Saturday, May 01, 2010

Gerry Ryan 1956-2010

Gerry Ryan, who has died aged 53, was one of Ireland's best known broadcasters.

He was born in 1956 in Dublin and his long and distinguished career on the airwaves was based in the Irish capital.

After beginning life in pirate radio, he joined the Irish national broadcaster, Radio Telefis Eireann, (RTE) when it launched its second national radio station in 1979.

After several years as a disc jockey with the station, mostly on music shows, he got his big break in 1988 when he was offered his own programme, The Gerry Ryan Show, each weekday morning.

It mainly consisted of interviews and phone-ins and Ryan became one of the first of a now familiar genre of so-called shock-jocks who often took a no-nonsense line with their interviewees.

Wealth

The relative novelty of the programme's style helped feed its immense popularity and Ryan quickly became one of Ireland's best known and most well well-paid broadcasters.

The success of his career mirrored Ireland's emergence from the shadows of severe recession in the 1980s into the 'Celtic Tiger' of the 1990s when Irish people became far wealthier than they ever had been in their history.

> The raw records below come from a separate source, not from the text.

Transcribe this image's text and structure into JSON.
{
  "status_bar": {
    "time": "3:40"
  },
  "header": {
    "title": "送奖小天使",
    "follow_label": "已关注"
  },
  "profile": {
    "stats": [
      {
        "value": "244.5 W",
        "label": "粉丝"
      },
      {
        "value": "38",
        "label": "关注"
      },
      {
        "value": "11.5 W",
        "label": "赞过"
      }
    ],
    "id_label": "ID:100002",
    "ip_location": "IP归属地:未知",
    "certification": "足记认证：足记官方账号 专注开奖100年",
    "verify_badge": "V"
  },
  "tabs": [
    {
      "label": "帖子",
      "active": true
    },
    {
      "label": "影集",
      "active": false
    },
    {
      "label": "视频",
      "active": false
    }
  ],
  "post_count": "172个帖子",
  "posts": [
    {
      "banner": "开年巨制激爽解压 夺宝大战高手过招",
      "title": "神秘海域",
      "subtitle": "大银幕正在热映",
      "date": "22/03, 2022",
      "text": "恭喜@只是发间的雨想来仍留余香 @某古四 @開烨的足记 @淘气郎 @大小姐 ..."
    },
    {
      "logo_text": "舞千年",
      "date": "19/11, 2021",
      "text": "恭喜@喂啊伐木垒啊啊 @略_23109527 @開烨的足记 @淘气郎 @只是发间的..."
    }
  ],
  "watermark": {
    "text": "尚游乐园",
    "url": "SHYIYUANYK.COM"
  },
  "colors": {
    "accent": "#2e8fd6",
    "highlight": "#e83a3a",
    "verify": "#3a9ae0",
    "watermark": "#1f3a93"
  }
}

However, the economic boom was not without its controversies as political corruption and scandals within the Irish Catholic church hit the headlines - grist to the mill for the regularly irreverent broadcaster who did not shy away from the difficult issues of the day.

Increasingly, the Gerry Ryan Show became a de-facto forum for the nation, the radio equivalent of the Late Late Show on RTE television.

And it would not be long before television would also come calling - Ryan flirted with the medium with varying degrees of success.

Riverdance

One of his most famous television appearances came through not through his own performance but that which he introduced.

While presenting the Eurovision Song Contest in 1994, he and his co-presenter Cynthia Ni Mhurchu introduced Riverdance - a mere interval act in the contest but a show which would become a worldwide phenomenon.

Ryan himself was offered the chance to take a financial stake in the show and declined - something he later admitted to regretting.

Proof perhaps that radio would be his natural home came when Gay Byrne stood down from the Late Late Show in 1999 and Ryan was one of the favourites to take the post.

In the end RTE went for Pat Kenny and Ryan continued to dominate the radio airwaves.

His show's popularity continued throughout the 2000s, and its relevance was never more pronounced than in the latter part of the decade.

Wasteland

Ireland turned from a prosperous, confident, united nation to an economic wasteland at odds with itself.

Ryan was for a time embroiled in the consequences - newspaper reports suggested that despite being one of RTE's highest paid broadcasters, he had initially refused to take a pay-cut to help the company deal with its own economic woes.

His own private life was also in the headlines - his separation from his wife Morah, with whom he had five children, was a shock to many, given that their 26-year-long marriage was seen as one of the most solid in celebrity circles.

But at a time when once-trusted banks have been reduced to emasculated instruments of the state, a government has some of the lowest opinion poll ratings in history, and the Catholic Church stumbles from one crisis to another, Irish people could be sure that at least one institution would continue to tread a steady and sure path, attempting to guide them through their uncertainty, with the help of some ribald humour.

That institution has now also gone forever.